It’s probably not surprising that Chicago is dreaming now that the Cubs and White Sox are in the post-season:
With Tuesday’s 1-0 victory over Minnesota launching the White Sox into the American League playoffs, Chicago can savor something not seen for a century: the thrill of having both the Sox and the Cubs play in the postseason.
Talk about a once-in-a-lifetime event. The last time this happened was in 1906, when there were a mere 45 U.S. states. The Model T was not around yet. And Geronimo still was.
So dare we think the impossible: a Sox-Cubs World Series?
“It’d certainly be unlike anything people in Chicago have witnessed in their lifetimes, unless they’re 112 years old,” says Jayson Stark, senior baseball writer for espn.com and author of “The Stark Truth: The Most Overrated and Underrated Players in Baseball History.”
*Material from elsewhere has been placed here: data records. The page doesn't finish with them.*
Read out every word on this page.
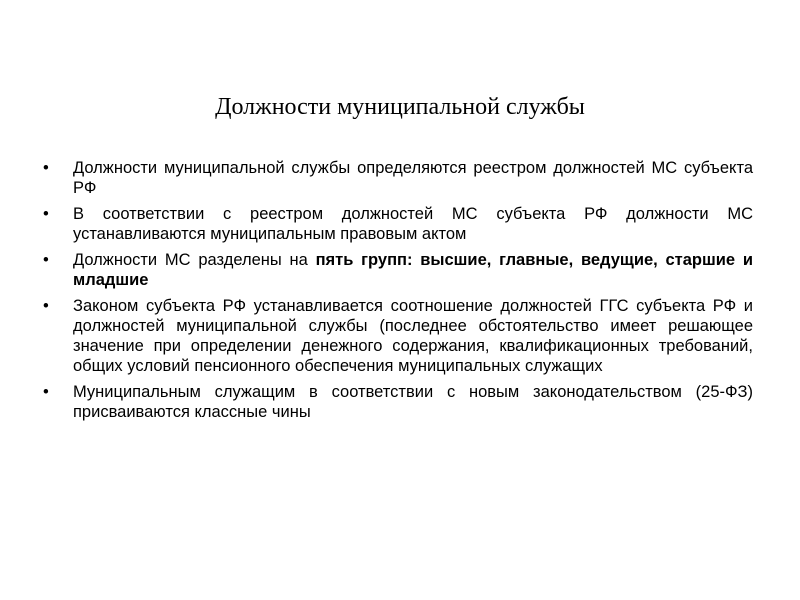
Должности муниципальной службы
•	Должности муниципальной службы определяются реестром должностей МС субъекта РФ
•	В соответствии с реестром должностей МС субъекта РФ должности МС устанавливаются муниципальным правовым актом
•	Должности МС разделены на пять групп: высшие, главные, ведущие, старшие и младшие
•	Законом субъекта РФ устанавливается соотношение должностей ГГС субъекта РФ и должностей муниципальной службы (последнее обстоятельство имеет решающее значение при определении денежного содержания, квалификационных требований, общих условий пенсионного обеспечения муниципальных служащих
•	Муниципальным служащим в соответствии с новым законодательством (25-ФЗ) присваиваются классные чины
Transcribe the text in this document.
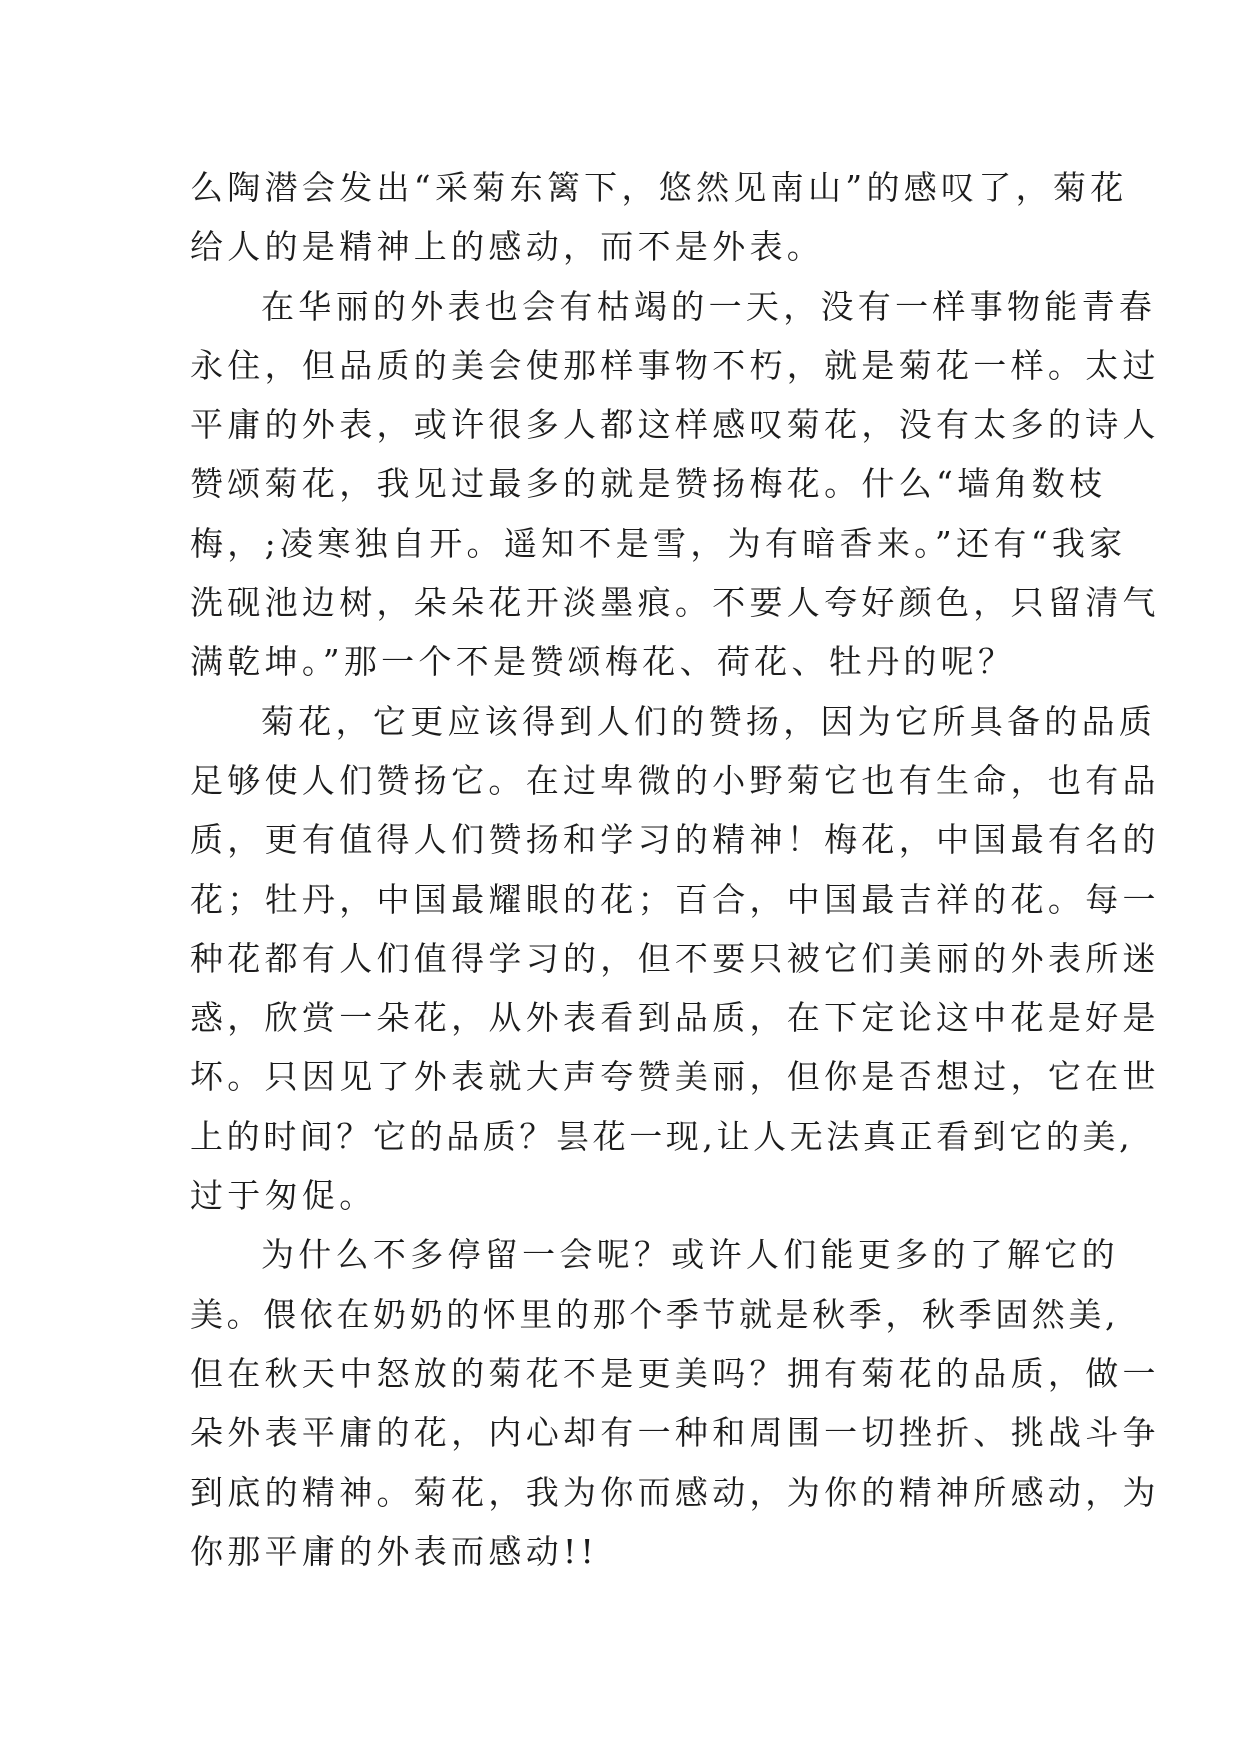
么陶潜会发出“采菊东篱下，悠然见南山”的感叹了，菊花
给人的是精神上的感动，而不是外表。
在华丽的外表也会有枯竭的一天，没有一样事物能青春
永住，但品质的美会使那样事物不朽，就是菊花一样。太过
平庸的外表，或许很多人都这样感叹菊花，没有太多的诗人
赞颂菊花，我见过最多的就是赞扬梅花。什么“墙角数枝
梅，;凌寒独自开。遥知不是雪，为有暗香来。”还有“我家
洗砚池边树，朵朵花开淡墨痕。不要人夸好颜色，只留清气
满乾坤。”那一个不是赞颂梅花、荷花、牡丹的呢？
菊花，它更应该得到人们的赞扬，因为它所具备的品质
足够使人们赞扬它。在过卑微的小野菊它也有生命，也有品
质，更有值得人们赞扬和学习的精神！梅花，中国最有名的
花；牡丹，中国最耀眼的花；百合，中国最吉祥的花。每一
种花都有人们值得学习的，但不要只被它们美丽的外表所迷
惑，欣赏一朵花，从外表看到品质，在下定论这中花是好是
坏。只因见了外表就大声夸赞美丽，但你是否想过，它在世
上的时间？它的品质？昙花一现,让人无法真正看到它的美,
过于匆促。
为什么不多停留一会呢？或许人们能更多的了解它的
美。偎依在奶奶的怀里的那个季节就是秋季，秋季固然美,
但在秋天中怒放的菊花不是更美吗？拥有菊花的品质，做一
朵外表平庸的花，内心却有一种和周围一切挫折、挑战斗争
到底的精神。菊花，我为你而感动，为你的精神所感动，为
你那平庸的外表而感动!!
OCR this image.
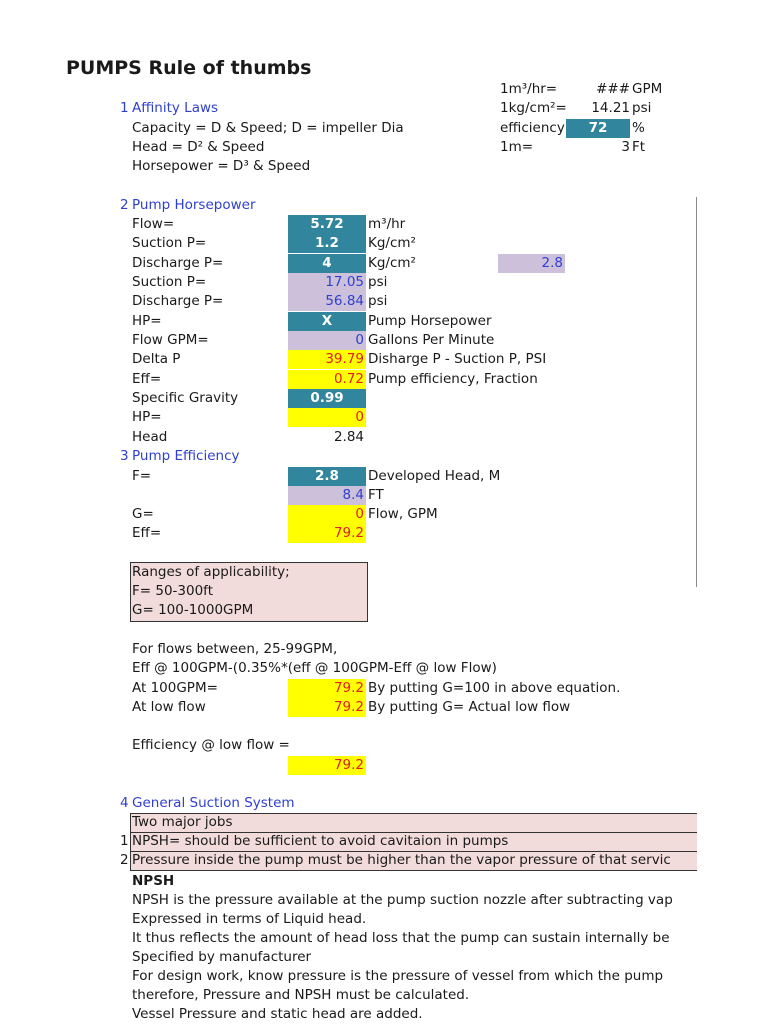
PUMPS Rule of thumbs
1m³/hr=	### GPM
1kg/cm²=	14.21 psi
efficiency	72	%
1m=	3 Ft
1 Affinity Laws
Capacity = D & Speed; D = impeller Dia
Head = D² & Speed
Horsepower = D³ & Speed
2 Pump Horsepower
Flow=	5.72	m³/hr
Suction P=	1.2	Kg/cm²
Discharge P=	4	Kg/cm²	2.8
Suction P=	17.05 psi
Discharge P=	56.84 psi
HP=	X	Pump Horsepower
Flow GPM=	0 Gallons Per Minute
Delta P	39.79 Disharge P - Suction P, PSI
Eff=	0.72 Pump efficiency, Fraction
Specific Gravity	0.99
HP=	0
Head	2.84
3 Pump Efficiency
F=	2.8	Developed Head, M
8.4 FT
G=	0 Flow, GPM
Eff=	79.2
Ranges of applicability;
F= 50-300ft
G= 100-1000GPM
For flows between, 25-99GPM,
Eff @ 100GPM-(0.35%*(eff @ 100GPM-Eff @ low Flow)
At 100GPM=	79.2 By putting G=100 in above equation.
At low flow	79.2 By putting G= Actual low flow
Efficiency @ low flow =
79.2
4 General Suction System
Two major jobs
1 NPSH= should be sufficient to avoid cavitaion in pumps
2 Pressure inside the pump must be higher than the vapor pressure of that servic
NPSH
NPSH is the pressure available at the pump suction nozzle after subtracting vap
Expressed in terms of Liquid head.
It thus reflects the amount of head loss that the pump can sustain internally be
Specified by manufacturer
For design work, know pressure is the pressure of vessel from which the pump
therefore, Pressure and NPSH must be calculated.
Vessel Pressure and static head are added.
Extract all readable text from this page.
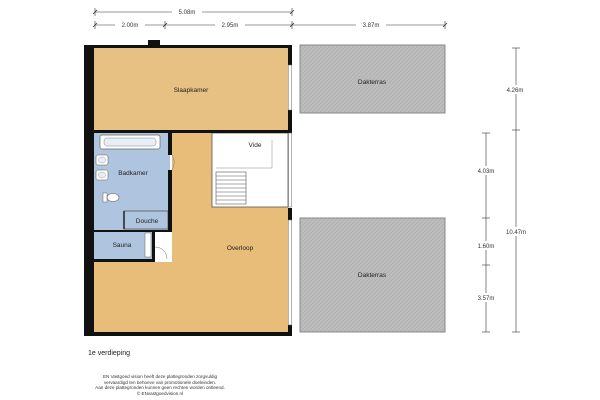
Slaapkamer
Badkamer
Douche
Sauna	Overloop
Vide
Dakterras
Dakterras
5.08m
2.00m	2.95m	3.87m
4.26m
10.47m
4.03m
1.60m
3.57m
1e verdieping
EN Vastgoed vision heeft deze plattegronden zorgvuldig
vervaardigd ten behoeve van promotionele doeleinden.
Aan deze plattegronden kunnen geen rechten worden ontleend.
© ENvastgoedvision.nl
Baseball in Chicago is often defined by the rivalry between the North Siders and the South Siders. Imagine, then, the whole world watching—as Cubs fans and Sox fans go for each other’s throats.
“You know the impact even just from when the White Sox play the Cubs in the regular season, how impressive that is,” said Andrew McKenna, who has straddled both sides of town, having served as chairman of both the White Sox and Cubs. “It’s a real buzz just during the regular season.”
So imagine what a World Series meeting would mean to a rivalry so deep and so heated.
Because of all this history, it would be a bigger deal than when the Yankees and Mets met in the Subway Series in 2000 and unlike anything baseball has seen since the Yankees and Brooklyn Dodgers last played each other in the Fall Classic.
The odds aren’t that great — the Sox barely made it into the playoffs, and the Cubs are, well, the Cubs with all the bad luck that entails — but one can dream.